September 2016 Milestone Still Uncertain
Kenneth Fletcher
WC Monitor
6/19/2015
Significant progress is being made in the demolition of Hanford’s Plutonium Finishing Plant, and though it is set to be one of the Department of Energy’s major cleanup achievements in 2016 it is not clear if it will meet its completion milestone, DOE Richland Operations Office Deputy River and Plateau Assistant Manager Jon Peschong said in an interview with WC Monitor last month. Hanford cleanup contractor CH2M HILL Plateau Remediation Co. aims to completely demolish the facility to “slab on grade” by the September 2016 date in the Tri-Party agreement between DOE, the state of Washington, and the Environmental Protection Agency. “We all hope that we can meet it, but PFP has a strong ability to surprise us. Safety comes first,” Peschong said. “We are not going to sacrifice safety to meet that milestone. There’s a good will across all the stakeholders that given the progress we have made, while that milestone is important, history will look back and the fact that we got it done safely will mean more than if we got it done a month late or two months late.”
The PFP produced plutonium metal during the Cold War and was shut down in 1996. In recent months the project has met numerous milestones in preparation for demolition, which is on schedule to begin in the spring of 2016 and last from two to six months, Peschong said. Major achievements so far this year include removal of all 52 highly contaminated pencil tank assemblies from PFP’s canyon, as well as the removal of the “atomic man” glovebox that exploded in an infamous 1976 incident that peppered a worker with radioactive shrapnel.
There are several efforts that still need to be wrapped up before demolition can begin in the spring. That includes cleanup of equipment and pouring of a grout slab in the Plutonium Recovery Facility portion of the plant, which will provide contamination shielding and a flat floor to prepare it for open-air demo.
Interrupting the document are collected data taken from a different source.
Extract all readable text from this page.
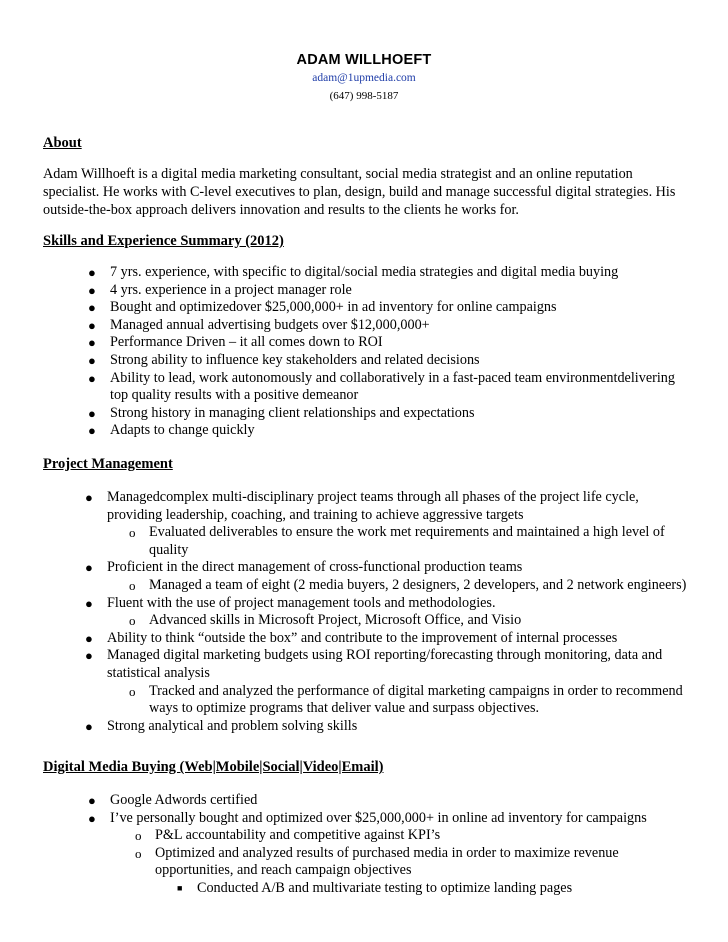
ADAM WILLHOEFT
adam@1upmedia.com
(647) 998-5187
About
Adam Willhoeft is a digital media marketing consultant, social media strategist and an online reputation specialist. He works with C-level executives to plan, design, build and manage successful digital strategies. His outside-the-box approach delivers innovation and results to the clients he works for.
Skills and Experience Summary (2012)
● 7 yrs. experience, with specific to digital/social media strategies and digital media buying
● 4 yrs. experience in a project manager role
● Bought and optimizedover $25,000,000+ in ad inventory for online campaigns
● Managed annual advertising budgets over $12,000,000+
● Performance Driven – it all comes down to ROI
● Strong ability to influence key stakeholders and related decisions
● Ability to lead, work autonomously and collaboratively in a fast-paced team environmentdelivering top quality results with a positive demeanor
● Strong history in managing client relationships and expectations
● Adapts to change quickly
Project Management
● Managedcomplex multi-disciplinary project teams through all phases of the project life cycle, providing leadership, coaching, and training to achieve aggressive targets
o Evaluated deliverables to ensure the work met requirements and maintained a high level of quality
● Proficient in the direct management of cross-functional production teams
o Managed a team of eight (2 media buyers, 2 designers, 2 developers, and 2 network engineers)
● Fluent with the use of project management tools and methodologies.
o Advanced skills in Microsoft Project, Microsoft Office, and Visio
● Ability to think “outside the box” and contribute to the improvement of internal processes
● Managed digital marketing budgets using ROI reporting/forecasting through monitoring, data and statistical analysis
o Tracked and analyzed the performance of digital marketing campaigns in order to recommend ways to optimize programs that deliver value and surpass objectives.
● Strong analytical and problem solving skills
Digital Media Buying (Web|Mobile|Social|Video|Email)
● Google Adwords certified
● I’ve personally bought and optimized over $25,000,000+ in online ad inventory for campaigns
o P&L accountability and competitive against KPI’s
o Optimized and analyzed results of purchased media in order to maximize revenue opportunities, and reach campaign objectives
■ Conducted A/B and multivariate testing to optimize landing pages
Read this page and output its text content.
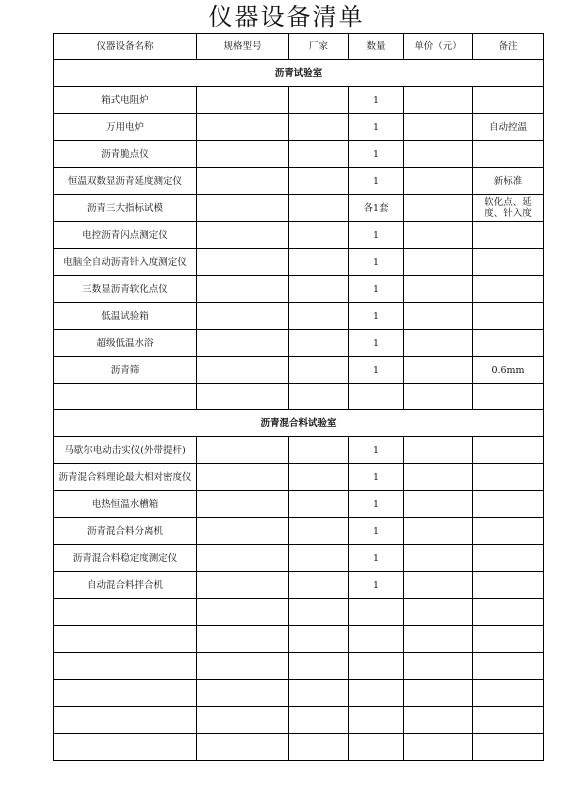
仪器设备清单
仪器设备名称	规格型号	厂家	数量	单价（元）	备注
沥青试验室					
箱式电阻炉			1		
万用电炉			1		自动控温
沥青脆点仪			1		
恒温双数显沥青延度测定仪			1		新标准
沥青三大指标试模			各1套		软化点、延度、针入度
电控沥青闪点测定仪			1		
电脑全自动沥青针入度测定仪			1		
三数显沥青软化点仪			1		
低温试验箱			1		
超级低温水浴			1		
沥青筛			1		0.6mm

沥青混合料试验室					
马歇尔电动击实仪(外带提杆)			1		
沥青混合料理论最大相对密度仪			1		
电热恒温水槽箱			1		
沥青混合料分离机			1		
沥青混合料稳定度测定仪			1		
自动混合料拌合机			1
In the McCluskey room, where the 1976 explosion occurred, out of the five original gloveboxes only one still needs to be removed. “We expect to have the last glovebox we need to have removed done in the next couple of weeks,” Peschong said. “There are some tanks in there that fed those gloveboxes behind a wall that we previously thought we would have to size reduce, but we assayed them and it looks like we will be able to fix the contamination and remove them whole during demolition.”
However, the biggest challenge remaining is removing the large amount of ducting still in the PFP canyon itself, an effort that began about a year ago. “The long pole in that tent is quickly becoming the ducting,” Peschong said. He added, “The mental image to have is it’s really crowded in the ducting area of PFP. It’s hard work. It’s also the kind of work that becomes easier as you clear some space for yourself by removing that ducting. It’s challenging work. We’d all be happy to be entering the demolition phase by spring, and we think we can get there.”
The project is also making improvements after last September DOE’s Inspector General found issues with CHPRC’s ability to plan, manage and execute work, which contributed to significant delays and cost increases, Peschong said. The contractor is currently implementing corrective actions. “There’s no doubt that there is better focus at the project,” he said, citing a host of actions already implemented relating to productivity reviews of project systems. “You can tell that just by the progress being made at PFP,” he said. “Is it perfect? No. Can they get better? Yes. But it’s far better than what it was. It’s those issues combined with PFP, which is just a hard animal to deal with. It was never meant to be torn down.”
A tremendous amount of work has been completed at PFP, Peschong said, crediting the workers for much of the success. “Men and women get up in the morning and they have their breakfast like you or me and they go to work in McCluskey room. That room was uninhabitable, it was sealed shut, it was highly contaminated. I think that’s just astonishing,” he said. “That room was opened up after 30 some years, and piece by piece, day by day, we are within a couple of weeks of getting the last glovebox out of there. That’s historic. …It’s been a long time coming and it’s pretty sobering when you look back at all the work the country had to do to get the facility where it is today.”